Many couples are also choosing to marry later in life.
"For the younger age groups below 30 years, the marriage rates in 2014 were lower compared to a decade ago, while the opposite trend was observed for those aged 30 years and over.
"The delay in marrying was also reflected in the shift of the peak age group for females marrying from 25-29 years in 2004 to 30-34 years in 2014.
"For males, the peak age group for marrying remained at 30-34 years over the same period," said the Department of Statistics in its report.
The median age at first marriage went up from 29.4 years in 2004 to 30.2 years in 2014 for grooms, and from 26.7 years to 28.2 years for brides.

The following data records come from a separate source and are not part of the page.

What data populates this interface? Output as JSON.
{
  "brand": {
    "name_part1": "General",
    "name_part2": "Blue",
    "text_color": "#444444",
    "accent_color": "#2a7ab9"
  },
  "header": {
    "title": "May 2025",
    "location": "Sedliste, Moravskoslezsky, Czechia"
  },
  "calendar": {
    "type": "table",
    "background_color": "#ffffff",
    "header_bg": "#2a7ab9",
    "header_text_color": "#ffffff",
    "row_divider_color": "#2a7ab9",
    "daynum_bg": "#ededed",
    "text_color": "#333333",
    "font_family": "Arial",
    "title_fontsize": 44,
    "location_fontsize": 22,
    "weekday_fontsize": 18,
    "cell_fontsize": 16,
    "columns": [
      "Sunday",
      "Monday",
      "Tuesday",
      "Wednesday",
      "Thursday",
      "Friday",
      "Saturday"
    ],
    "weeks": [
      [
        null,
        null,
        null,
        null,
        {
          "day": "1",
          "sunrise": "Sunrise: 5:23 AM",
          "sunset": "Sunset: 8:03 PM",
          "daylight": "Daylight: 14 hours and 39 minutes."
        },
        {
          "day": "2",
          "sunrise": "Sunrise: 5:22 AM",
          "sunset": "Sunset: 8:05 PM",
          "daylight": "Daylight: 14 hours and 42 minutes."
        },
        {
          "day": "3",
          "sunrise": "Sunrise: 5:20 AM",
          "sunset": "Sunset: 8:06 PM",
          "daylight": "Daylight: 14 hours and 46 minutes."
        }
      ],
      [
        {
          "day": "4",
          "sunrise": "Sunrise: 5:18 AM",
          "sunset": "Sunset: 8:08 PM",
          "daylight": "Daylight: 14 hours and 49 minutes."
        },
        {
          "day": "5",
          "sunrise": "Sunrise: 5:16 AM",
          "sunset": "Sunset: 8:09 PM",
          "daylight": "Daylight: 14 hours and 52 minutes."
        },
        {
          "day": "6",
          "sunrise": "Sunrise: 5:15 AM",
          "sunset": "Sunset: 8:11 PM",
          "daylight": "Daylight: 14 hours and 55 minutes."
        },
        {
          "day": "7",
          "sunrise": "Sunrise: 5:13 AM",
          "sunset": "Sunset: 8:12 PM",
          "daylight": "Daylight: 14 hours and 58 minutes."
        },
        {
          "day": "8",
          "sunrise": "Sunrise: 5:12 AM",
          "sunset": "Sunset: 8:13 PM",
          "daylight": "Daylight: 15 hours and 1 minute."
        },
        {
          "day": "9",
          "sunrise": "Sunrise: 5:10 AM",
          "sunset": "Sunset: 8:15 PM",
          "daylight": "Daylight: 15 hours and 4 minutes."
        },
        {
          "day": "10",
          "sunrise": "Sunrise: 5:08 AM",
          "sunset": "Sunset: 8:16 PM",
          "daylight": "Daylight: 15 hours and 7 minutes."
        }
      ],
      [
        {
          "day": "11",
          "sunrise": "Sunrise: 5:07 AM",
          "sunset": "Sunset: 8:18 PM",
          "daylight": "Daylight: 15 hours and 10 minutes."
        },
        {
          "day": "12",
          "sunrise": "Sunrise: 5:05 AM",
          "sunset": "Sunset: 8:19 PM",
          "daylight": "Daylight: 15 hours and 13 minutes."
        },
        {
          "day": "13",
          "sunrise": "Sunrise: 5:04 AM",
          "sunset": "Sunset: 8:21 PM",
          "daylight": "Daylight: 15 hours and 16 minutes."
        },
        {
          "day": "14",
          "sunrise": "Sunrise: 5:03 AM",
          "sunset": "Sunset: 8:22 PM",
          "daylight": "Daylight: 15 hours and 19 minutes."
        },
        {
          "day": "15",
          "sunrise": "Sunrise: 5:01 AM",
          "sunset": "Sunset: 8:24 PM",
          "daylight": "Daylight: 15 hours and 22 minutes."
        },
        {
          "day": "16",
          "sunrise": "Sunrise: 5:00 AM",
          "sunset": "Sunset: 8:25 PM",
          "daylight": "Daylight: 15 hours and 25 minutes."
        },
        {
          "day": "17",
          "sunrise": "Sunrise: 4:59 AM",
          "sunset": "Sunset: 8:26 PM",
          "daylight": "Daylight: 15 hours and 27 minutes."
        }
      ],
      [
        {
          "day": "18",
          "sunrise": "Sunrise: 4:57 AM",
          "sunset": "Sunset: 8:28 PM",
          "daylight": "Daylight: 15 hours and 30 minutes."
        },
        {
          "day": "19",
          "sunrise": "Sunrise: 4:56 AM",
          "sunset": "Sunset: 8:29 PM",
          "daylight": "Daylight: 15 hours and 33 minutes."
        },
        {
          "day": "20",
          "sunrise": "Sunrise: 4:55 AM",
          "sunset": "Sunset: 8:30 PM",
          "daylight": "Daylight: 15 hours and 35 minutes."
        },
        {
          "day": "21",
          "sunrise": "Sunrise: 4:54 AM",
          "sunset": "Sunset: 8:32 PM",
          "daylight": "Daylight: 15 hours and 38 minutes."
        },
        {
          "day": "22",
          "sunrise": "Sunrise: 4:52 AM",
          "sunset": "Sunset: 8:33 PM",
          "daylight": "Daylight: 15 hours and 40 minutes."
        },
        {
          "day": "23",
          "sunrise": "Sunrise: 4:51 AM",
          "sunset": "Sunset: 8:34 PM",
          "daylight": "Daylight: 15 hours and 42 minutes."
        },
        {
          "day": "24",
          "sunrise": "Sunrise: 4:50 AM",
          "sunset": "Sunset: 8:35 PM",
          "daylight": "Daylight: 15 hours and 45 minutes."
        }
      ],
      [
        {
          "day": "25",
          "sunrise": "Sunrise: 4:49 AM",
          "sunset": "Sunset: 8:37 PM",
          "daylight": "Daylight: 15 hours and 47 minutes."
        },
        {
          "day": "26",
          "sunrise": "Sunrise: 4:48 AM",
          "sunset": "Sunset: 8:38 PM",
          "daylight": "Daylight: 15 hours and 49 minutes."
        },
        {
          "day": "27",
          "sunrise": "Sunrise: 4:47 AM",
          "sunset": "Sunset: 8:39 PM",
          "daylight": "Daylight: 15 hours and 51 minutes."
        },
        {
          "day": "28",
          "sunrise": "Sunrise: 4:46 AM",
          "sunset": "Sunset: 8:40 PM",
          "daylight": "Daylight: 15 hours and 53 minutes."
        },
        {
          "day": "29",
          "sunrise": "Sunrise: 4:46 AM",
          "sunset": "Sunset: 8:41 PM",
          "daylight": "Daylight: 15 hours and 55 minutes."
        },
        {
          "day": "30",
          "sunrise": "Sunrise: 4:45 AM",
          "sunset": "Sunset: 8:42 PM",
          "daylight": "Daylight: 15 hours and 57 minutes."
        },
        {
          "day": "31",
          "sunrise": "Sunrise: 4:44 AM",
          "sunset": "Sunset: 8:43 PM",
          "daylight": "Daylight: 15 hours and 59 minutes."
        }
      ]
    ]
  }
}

Consequently, the difference in median age at first marriage between grooms and brides had narrowed in the last decade. Majority of first marriages involved grooms older than brides.
Among the couples who married last year, 37.2 per cent of grooms were either of the same age as brides or aged one year apart.
Inter-ethnic marriages are becoming more common over the years and constituted 20.4 per cent of total marriages in 2014, according to the Department of Statistics. This is up from 13.1 per cent 10 years ago and the proportion of inter-ethnic marriages continued to be higher among Muslim marriages than among civil marriages.
The report also showed that remarriages were more prevalent among Muslim marriages, although the number has declined from 35.6 per cent in 2004 to 28.2 per cent in 2014.
Remarriages were more common among grooms than brides with 17 per cent remarrying last year, and 14.7 per cent brides remarrying in 2014.
Separately, marital dissolutions, including divorces and annulments, totalled 7,307 in 2014. This was 2.9 per cent lower from the previous year.
The median age at divorce also rose in the last ten years, from 39 years to 42.6 years for male divorcees, and 35.3 to 38.4 years for female divorcees.